23/11/2021 - 8:17
Os contrabandistas prometeram a Fentahun Derebe uma passagem para a Arábia Saudita, onde o jovem etíope poderia ganhar mais dinheiro do que jamais sonhou e voltar para casa para abrir um negócio.
Ao chegar à costa da Somália, porém, os contrabandistas pediram mais dinheiro e abandonaram-no à própria sorte, quando não tinha mais condições de pagar.
Sozinho e sem qualquer recurso, Fentahun, de 19 anos, não teve opção a não ser refazer o caminho percorrido por centenas de quilômetros no deserto.
“As pessoas me diziam que eu ia conseguir um bom trabalho e mudaria minha vida. Me disseram que seria fácil. Mas não foi assim, de modo algum”, relata este jovem em Hargeisa, um importante centro de passagem desta rota migratória, onde muitos ficam presos.
Longe dos focos do Mediterrâneo e da crise migratória na fronteira oriental da União Europeia (UE), outra movimentada rota de migração clandestina começa a ser retomada.
Fentahun é um dos milhares de imigrantes que tentam deixar a África, não com destino à Europa, e sim à Península Arábica.
A chamada “Rota Oriental” é perigosa e, às vezes, mortal para os migrantes, que atravessam desertos, mares agitados e zonas de conflito em sua busca por oportunidades econômicas e por um futuro.

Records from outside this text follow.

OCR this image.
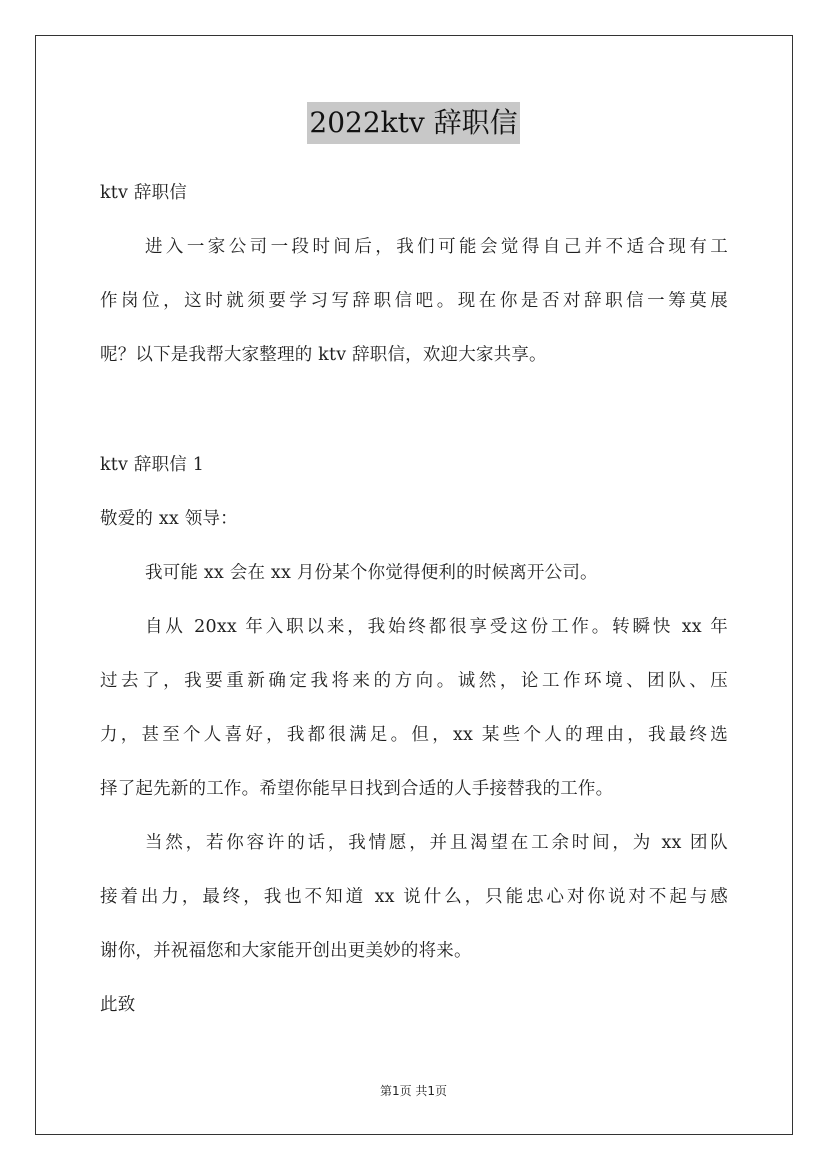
2022ktv 辞职信
ktv 辞职信
进入一家公司一段时间后，我们可能会觉得自己并不适合现有工
作岗位，这时就须要学习写辞职信吧。现在你是否对辞职信一筹莫展
呢？以下是我帮大家整理的 ktv 辞职信，欢迎大家共享。
ktv 辞职信 1
敬爱的 xx 领导：
我可能 xx 会在 xx 月份某个你觉得便利的时候离开公司。
自从 20xx 年入职以来，我始终都很享受这份工作。转瞬快 xx 年
过去了，我要重新确定我将来的方向。诚然，论工作环境、团队、压
力，甚至个人喜好，我都很满足。但，xx 某些个人的理由，我最终选
择了起先新的工作。希望你能早日找到合适的人手接替我的工作。
当然，若你容许的话，我情愿，并且渴望在工余时间，为 xx 团队
接着出力，最终，我也不知道 xx 说什么，只能忠心对你说对不起与感
谢你，并祝福您和大家能开创出更美妙的将来。
此致
第1页 共1页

A viagem leva estes imigrantes – etíopes em sua maioria, mas também somalis – do Chifre da África, através do Golfo de Áden, até o Iêmen, país mergulhado em uma guerra civil.

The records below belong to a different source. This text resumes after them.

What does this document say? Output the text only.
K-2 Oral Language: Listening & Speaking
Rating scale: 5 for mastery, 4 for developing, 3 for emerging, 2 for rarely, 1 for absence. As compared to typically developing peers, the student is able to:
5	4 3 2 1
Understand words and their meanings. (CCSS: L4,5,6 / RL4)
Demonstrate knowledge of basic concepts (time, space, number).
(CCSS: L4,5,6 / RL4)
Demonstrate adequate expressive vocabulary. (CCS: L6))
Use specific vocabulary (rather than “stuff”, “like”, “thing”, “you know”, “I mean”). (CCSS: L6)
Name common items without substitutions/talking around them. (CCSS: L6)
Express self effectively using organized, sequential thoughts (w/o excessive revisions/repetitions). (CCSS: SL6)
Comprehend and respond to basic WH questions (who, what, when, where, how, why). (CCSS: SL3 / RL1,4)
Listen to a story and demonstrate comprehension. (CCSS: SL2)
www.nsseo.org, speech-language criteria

De lá, cruzam um enorme território hostil com a esperança de chegar à Arábia Saudita e a outros países do Golfo, onde possam encontrar trabalho.
– A promessa do Oriente
Muitos – a maioria, na verdade – não conseguem.
Dezenas de milhares de migrantes ficam presos no Iêmen, sem terem condições de pagar uma viagem de volta, retidos por traficantes de pessoas, ou pelas autoridades locais. Alguns encontram a morte.
Em março deste ano, um incêndio em um centro de detenção lotado na capital do Iêmen, Sanaa, matou dezenas de pessoas. Neste mesmo mês, cerca de 20 se afogaram quando foram jogados ao mar pelos traficantes, temendo a sobrecarga na embarcação.
Muitos sequer conseguem sair da África, enganados antes mesmo de embarcar.
A Rota Oriental conta com dois portos de partida para o Iêmen. Um é em Obock, no Djibuti, mas o mais comum é em Bosaso, no norte da Somália.
Autoridades do Djibuti patrulham sua costa e rastreiam a imigração em condições ilegais, mas o governo é mais fraco na Somália, o que leva muitos a optarem por Bosaso.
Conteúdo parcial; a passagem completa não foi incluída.